Good thing about the Frog bikes is that they are sized by the inside leg measurement, for example the Frog 55 is suitable for children with a minimum inside leg measurement of 55cm.

Has anyone seen/ridden a Frog bike yet? I do feel a bit odd recommending a bike that I don't really know.


----------



## marknotgeorge (8 Jun 2013)

Without measuring her (she's asleep 6 miles away right now), I can't be precise, but she really is a dot. We were in Halfords today when I measured the girls against the height chart. The 11 year-old is right in the 20-24" range, and the 8-year-old is no more than a centimetre or two from the bottom of the 16" range.


----------



## macbikes (9 Jun 2013)

I looked at the Halfords website and that must mean she is about 114cm tall? If so she is big enough for the Beinn 20 small http://www.islabikes.co.uk/bike_pages/beinn20.html (if you can find one second hand...) I'd also suggest looking at Ridgeback - their bikes have quite a low standover height.


----------



## macbikes (9 Jun 2013)

And there is an Islabike Beinn 20 small on the bikeradar forum for £185


----------



## marknotgeorge (9 Jun 2013)

Measured her today. She's 116cm tall, with a 50cm inside leg. So she's indeed in range for a Beinn. But as I said, I'm not rushing, and throwing good money after bad. I'm going to try her on a flatter run next time, to see if I can get some confidence into her, and keep researching and keeping my eye out. 

Thanks for the help.


----------



## marknotgeorge (22 Jun 2013)

Just thought I'd follow up. After much googling, trawling through eBay, and not a little driving, I managed to acquire a couple of slightly scruffy but perfectly sound bikes for the girls - I decided I couldn't get the younger one a decent bike without getting one for the elder, which meant second hand. I found a Cuda Mayhem for the little one, and a Claud Butler Switchblade for the elder.
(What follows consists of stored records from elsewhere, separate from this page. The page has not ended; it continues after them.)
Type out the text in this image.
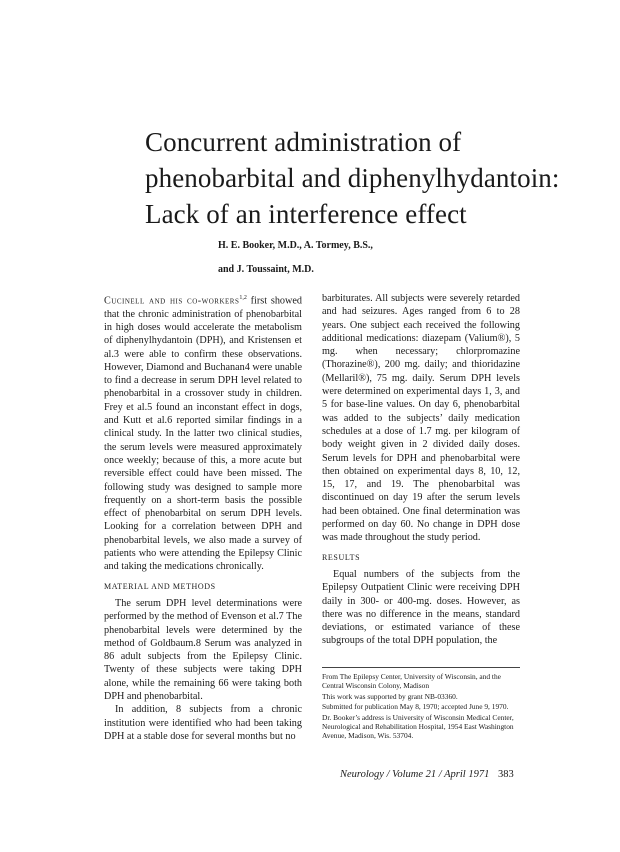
Concurrent administration of
phenobarbital and diphenylhydantoin:
Lack of an interference effect
H. E. Booker, M.D., A. Tormey, B.S.,
and J. Toussaint, M.D.

Cucinell and his co-workers$^{1,2}$ first showed that the chronic administration of phenobarbital in high doses would accelerate the metabolism of diphenylhydantoin (DPH), and Kristensen et al.3 were able to confirm these observations. However, Diamond and Buchanan4 were unable to find a decrease in serum DPH level related to phenobarbital in a crossover study in children. Frey et al.5 found an inconstant effect in dogs, and Kutt et al.6 reported similar findings in a clinical study. In the latter two clinical studies, the serum levels were measured approximately once weekly; because of this, a more acute but reversible effect could have been missed. The following study was designed to sample more frequently on a short-term basis the possible effect of phenobarbital on serum DPH levels. Looking for a correlation between DPH and phenobarbital levels, we also made a survey of patients who were attending the Epilepsy Clinic and taking the medications chronically.

MATERIAL AND METHODS

The serum DPH level determinations were performed by the method of Evenson et al.7 The phenobarbital levels were determined by the method of Goldbaum.8 Serum was analyzed in 86 adult subjects from the Epilepsy Clinic. Twenty of these subjects were taking DPH alone, while the remaining 66 were taking both DPH and phenobarbital.

In addition, 8 subjects from a chronic institution were identified who had been taking DPH at a stable dose for several months but no

barbiturates. All subjects were severely retarded and had seizures. Ages ranged from 6 to 28 years. One subject each received the following additional medications: diazepam (Valium®), 5 mg. when necessary; chlorpromazine (Thorazine®), 200 mg. daily; and thioridazine (Mellaril®), 75 mg. daily. Serum DPH levels were determined on experimental days 1, 3, and 5 for base-line values. On day 6, phenobarbital was added to the subjects’ daily medication schedules at a dose of 1.7 mg. per kilogram of body weight given in 2 divided daily doses. Serum levels for DPH and phenobarbital were then obtained on experimental days 8, 10, 12, 15, 17, and 19. The phenobarbital was discontinued on day 19 after the serum levels had been obtained. One final determination was performed on day 60. No change in DPH dose was made throughout the study period.

RESULTS

Equal numbers of the subjects from the Epilepsy Outpatient Clinic were receiving DPH daily in 300- or 400-mg. doses. However, as there was no difference in the means, standard deviations, or estimated variance of these subgroups of the total DPH population, the

From The Epilepsy Center, University of Wisconsin, and the Central Wisconsin Colony, Madison
This work was supported by grant NB-03360.
Submitted for publication May 8, 1970; accepted June 9, 1970.
Dr. Booker’s address is University of Wisconsin Medical Center, Neurological and Rehabilitation Hospital, 1954 East Washington Avenue, Madison, Wis. 53704.
Neurology / Volume 21 / April 1971 383
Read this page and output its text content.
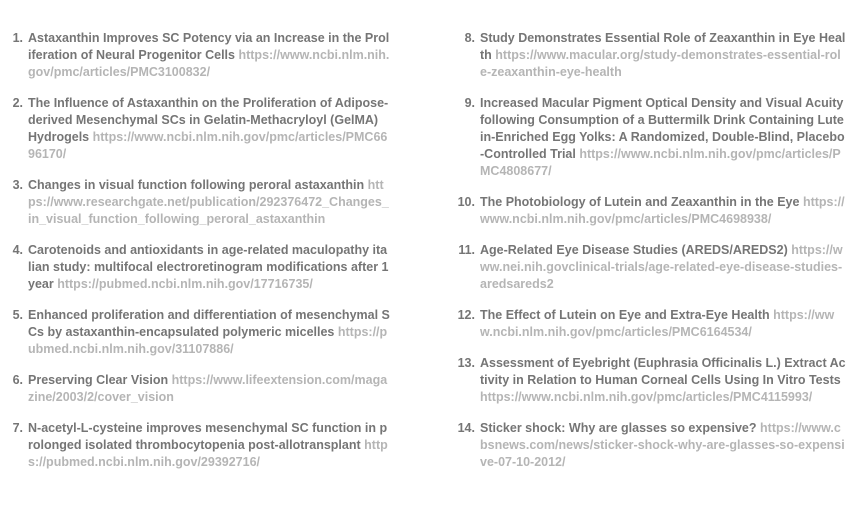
1. Astaxanthin Improves SC Potency via an Increase in the Proliferation of Neural Progenitor Cells https://www.ncbi.nlm.nih.gov/pmc/articles/PMC3100832/
2. The Influence of Astaxanthin on the Proliferation of Adipose-derived Mesenchymal SCs in Gelatin-Methacryloyl (GelMA) Hydrogels https://www.ncbi.nlm.nih.gov/pmc/articles/PMC6696170/
3. Changes in visual function following peroral astaxanthin https://www.researchgate.net/publication/292376472_Changes_in_visual_function_following_peroral_astaxanthin
4. Carotenoids and antioxidants in age-related maculopathy italian study: multifocal electroretinogram modifications after 1 year https://pubmed.ncbi.nlm.nih.gov/17716735/
5. Enhanced proliferation and differentiation of mesenchymal SCs by astaxanthin-encapsulated polymeric micelles https://pubmed.ncbi.nlm.nih.gov/31107886/
6. Preserving Clear Vision https://www.lifeextension.com/magazine/2003/2/cover_vision
7. N-acetyl-L-cysteine improves mesenchymal SC function in prolonged isolated thrombocytopenia post-allotransplant https://pubmed.ncbi.nlm.nih.gov/29392716/
8. Study Demonstrates Essential Role of Zeaxanthin in Eye Health https://www.macular.org/study-demonstrates-essential-role-zeaxanthin-eye-health
9. Increased Macular Pigment Optical Density and Visual Acuity following Consumption of a Buttermilk Drink Containing Lutein-Enriched Egg Yolks: A Randomized, Double-Blind, Placebo-Controlled Trial https://www.ncbi.nlm.nih.gov/pmc/articles/PMC4808677/
10. The Photobiology of Lutein and Zeaxanthin in the Eye https://www.ncbi.nlm.nih.gov/pmc/articles/PMC4698938/
11. Age-Related Eye Disease Studies (AREDS/AREDS2) https://www.nei.nih.govclinical-trials/age-related-eye-disease-studies-aredsareds2
12. The Effect of Lutein on Eye and Extra-Eye Health https://www.ncbi.nlm.nih.gov/pmc/articles/PMC6164534/
13. Assessment of Eyebright (Euphrasia Officinalis L.) Extract Activity in Relation to Human Corneal Cells Using In Vitro Tests https://www.ncbi.nlm.nih.gov/pmc/articles/PMC4115993/
14. Sticker shock: Why are glasses so expensive? https://www.cbsnews.com/news/sticker-shock-why-are-glasses-so-expensive-07-10-2012/
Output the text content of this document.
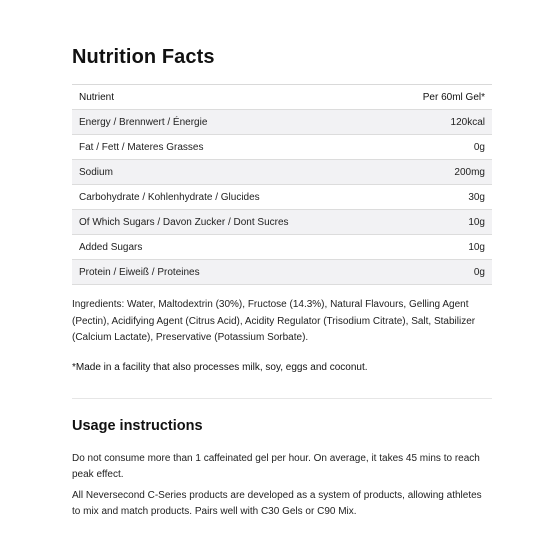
Nutrition Facts
Nutrient	Per 60ml Gel*
Energy / Brennwert / Énergie	120kcal
Fat / Fett / Materes Grasses	0g
Sodium	200mg
Carbohydrate / Kohlenhydrate / Glucides	30g
Of Which Sugars / Davon Zucker / Dont Sucres	10g
Added Sugars	10g
Protein / Eiweiß / Proteines	0g
Ingredients: Water, Maltodextrin (30%), Fructose (14.3%), Natural Flavours, Gelling Agent (Pectin), Acidifying Agent (Citrus Acid), Acidity Regulator (Trisodium Citrate), Salt, Stabilizer (Calcium Lactate), Preservative (Potassium Sorbate).
*Made in a facility that also processes milk, soy, eggs and coconut.
Usage instructions
Do not consume more than 1 caffeinated gel per hour. On average, it takes 45 mins to reach peak effect.
All Neversecond C-Series products are developed as a system of products, allowing athletes to mix and match products. Pairs well with C30 Gels or C90 Mix.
Although they haven't ridden them yet (I only picked up the second one today, and the weather's not been up to much), they seem excited and pleased with them, although they insisted I replace the grips.

We'll see how this goes...


----------



## Sandra6 (23 Jun 2013)

I've seen quite a few nice specialized girls bikes recently, all under £200.


----------